Pressure Mounting to Save Whareroa Farm

A high-powered group of environmentalists, local politicians and residents on the Kapiti Coast have launched a ‘Guardians of Whareroa’ movement to save Whareroa Farm, just north of Paekakariki.

The group includes representatives of the Paekakariki Community Board, Friends of Queen Elizabeth Park, Open Space Gateway Group, Nga Uruora, Kapiti Environmental Association and a number of concerned individuals.

Guardians Convenor, Jenny Rowan says the group wants the Government to put pressure on Landcorp to restore the 430-hectare block to full public ownership and abandon plans to sell the land to private developers.

Members of the group, accompanied by the two local MP’s, Winnie Laban and Darren Hughes, and Mayor Alan Milne of Kapiti District have already met with State Owned Enterprises Minister Paul Swain. The Guardians are now seeking an urgent meeting on the farm site with the Minister of Conservation, Chris Carter.

Earlier this year, the Kapiti Coast District Council voted as a first option, to seek the return of the land to public ownership. The Wellington Regional council is supporting the move and says it is willing to manage the block in conjunction with Queen Elizabeth Park.

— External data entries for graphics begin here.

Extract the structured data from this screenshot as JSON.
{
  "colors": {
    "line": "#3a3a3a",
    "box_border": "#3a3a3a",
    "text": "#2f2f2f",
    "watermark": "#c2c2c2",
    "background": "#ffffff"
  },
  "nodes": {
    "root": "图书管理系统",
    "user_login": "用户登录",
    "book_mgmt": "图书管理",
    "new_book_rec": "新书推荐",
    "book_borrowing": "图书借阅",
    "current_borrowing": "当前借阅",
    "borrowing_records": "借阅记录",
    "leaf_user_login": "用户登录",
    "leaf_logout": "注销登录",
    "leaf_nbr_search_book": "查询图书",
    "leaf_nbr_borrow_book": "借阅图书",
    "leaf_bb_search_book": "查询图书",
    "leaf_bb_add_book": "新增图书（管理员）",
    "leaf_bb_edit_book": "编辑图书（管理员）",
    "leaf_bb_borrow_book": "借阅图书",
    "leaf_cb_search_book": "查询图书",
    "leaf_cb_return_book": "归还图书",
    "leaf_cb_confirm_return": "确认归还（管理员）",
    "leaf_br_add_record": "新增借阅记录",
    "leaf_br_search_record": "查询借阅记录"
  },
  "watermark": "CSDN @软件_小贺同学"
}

The land at Whareroa Farm and Queen Elizabeth Park was originally bought by the Crown with the idea of protecting it from housing development. In 1982, the Lands and Survey Department developed a Queen Elizabeth Park Management Plan, which allowed for both areas (the farm and the QE Park area) to be used for recreation. The Department continued to operate a sheep unit on Whareroa Farm, with funds being provided to help run Queen Elizabeth Park until 1987.

“Whareroa Farm forms a unique ‘Gateway’ to the whole Kapiti Coast – and is also a key link in Kapiti’s last remaining ecological corridor from the foothills to the sea,” says Jenny Rowan. She points out that a farm park was developed in the 1980’s with many recreational facilities, which attracted large numbers of visitors from throughout the Wellington Region.

“All of this was purposely allowed to decay when Landcorp actively discouraged visitors in the 1990’s. Landcorp allowed the farm to run down at the same time,” she says. “Now the land is under threat of sale – and all because of political theories which allowed public land to be alienated in the 1980’s.”

Jenny Rowan says Whareroa Farm has always been recognised as an important link for walking and cycling access from the coast and Queen Elizabeth Park up into the Akatarawa Hills. She emphasises the importance of the Farm in providing gentle access to outdoor activities for those who are less fit or who are disabled

“Whareroa Farm is also the primary water catchment area for Queen Elizabeth Park - and is the only water system in the Kapiti Coast District, which flows from the headwaters to the sea without passing through a residential area, she says.

“We believe any residential buildings will ruin the open space experience of the farm and the Park. Visitor numbers to Queen Elizabeth Park are expected to double over the next decade, which means Whareroa Farm will be needed more than ever as part of the park system.” she says.